LOOKBOOK - by Jasa Muller

with Yana Baumgarte, Araki Ryugo, Murad Aliyev, Wiktor Chmielewski and Nicolas Dietrich
Special thanks to : Jermaine Harper, Louis Leclercq, Charlotte Fernin, Davide Campanella, Esteban Tramoni-Sebbane, Auguste Moreau, Tom Brabant, Tom Huijben, Samuel Troy, Sarah Chabbi, Florent Routoulp, Gilles Beaujard, Alexandre Delasalle, Marine Fayollas, Jean-Pascal Pronzola, Guillaume Sultana, Pryou, Jacques Guerra and Florence Grasser.

JOUER A FAIRE SEMBLANT - by Sylvain Michaud

A piece of clothing should tell a story, more than that, it should make us dream. In fashion, it's common to expect garments to come with their own imagination, maybe even a kind of voice that only makes sense once you've taken them home. But in the adult world, the one where serious things happen, telling stories is rarely a good sign. It usually means something is being hidden, softened or reshaped.

So, if a garment tells a story, is it simply a costume ?

Gardouch doesn’t pass moral judgment on clothing. Instead, it turns to the first stories we encounter on our own, illustrated tales, comic books, cartoons. These narratives follow clear, positive values and unfold in a perfect setting, an idealized, dreamlike version of nature. They are simple stories with happy endings, forming a kind of modern mythology made for children. Books and animations like these are soft entryways into life, a padded buffer for humans in the making. With just enough realism, trees more real than real, brighter colors, easier problems, they offer a visual rehearsal for a life dedicated to preserving goodness in a safe environment.

But what happens when the time comes to face the world alone? What is left of those tales, where the seasons change without climate crisis and evil is always quickly defeated? How much help can Titeuf, Franklin, or La Fontaine really offer ?

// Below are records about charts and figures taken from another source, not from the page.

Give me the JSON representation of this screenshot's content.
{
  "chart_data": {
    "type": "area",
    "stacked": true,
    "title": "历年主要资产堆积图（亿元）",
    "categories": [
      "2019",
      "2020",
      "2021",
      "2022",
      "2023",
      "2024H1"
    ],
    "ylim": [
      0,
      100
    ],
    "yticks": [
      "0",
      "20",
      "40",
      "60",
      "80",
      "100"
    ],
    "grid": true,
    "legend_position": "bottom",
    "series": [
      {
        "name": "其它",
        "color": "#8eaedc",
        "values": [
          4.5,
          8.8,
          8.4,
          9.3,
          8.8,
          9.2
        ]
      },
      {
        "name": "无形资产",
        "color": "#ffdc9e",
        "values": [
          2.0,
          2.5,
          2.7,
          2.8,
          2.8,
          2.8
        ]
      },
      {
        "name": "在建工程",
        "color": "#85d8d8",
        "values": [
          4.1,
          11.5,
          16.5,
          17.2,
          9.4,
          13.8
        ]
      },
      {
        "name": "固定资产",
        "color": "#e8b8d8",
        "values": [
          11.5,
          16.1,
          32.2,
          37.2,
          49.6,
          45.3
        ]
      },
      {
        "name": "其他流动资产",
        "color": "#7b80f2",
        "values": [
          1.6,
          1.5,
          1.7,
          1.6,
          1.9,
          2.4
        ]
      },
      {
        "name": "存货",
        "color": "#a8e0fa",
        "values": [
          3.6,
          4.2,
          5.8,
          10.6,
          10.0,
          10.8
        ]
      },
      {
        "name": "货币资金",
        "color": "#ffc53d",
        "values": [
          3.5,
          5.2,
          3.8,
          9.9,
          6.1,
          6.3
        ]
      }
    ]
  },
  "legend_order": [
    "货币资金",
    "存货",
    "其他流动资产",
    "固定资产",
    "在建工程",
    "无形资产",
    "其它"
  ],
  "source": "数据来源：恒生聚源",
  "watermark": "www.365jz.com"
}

When reality breaks down, childhood imagination becomes a comforting reference, but an unreachable one. I wish I could live in a cartoon, in that fresh and graphic world, where everything has soft, curved edges. What if clothing, made and sewn exactly as it is drawn in two dimensions, could become the bridge between childhood fantasy and a darker, more hostile present ?

At Gardouch, garments carry nostalgia, but also a kind of defiant hope, the hope of facing the world dressed like storybook characters, shielded by bold colors and simple silhouettes. This collection brings those imaginary wardrobes into reality, without softening their shapes or simplifying their original intentions. But these are real clothes too, shaped by today's codes, where volume becomes a tool for aesthetic strength and visual impact.

As an extension of the collection, Gardouch presents a series of ceramic accessories, fragile, false protections shaped like archaeological fragments of early imagination. Too delicate to use, they echo the objects we keep from the past. Like many material memories, they survive not through function, but through the stories they still carry.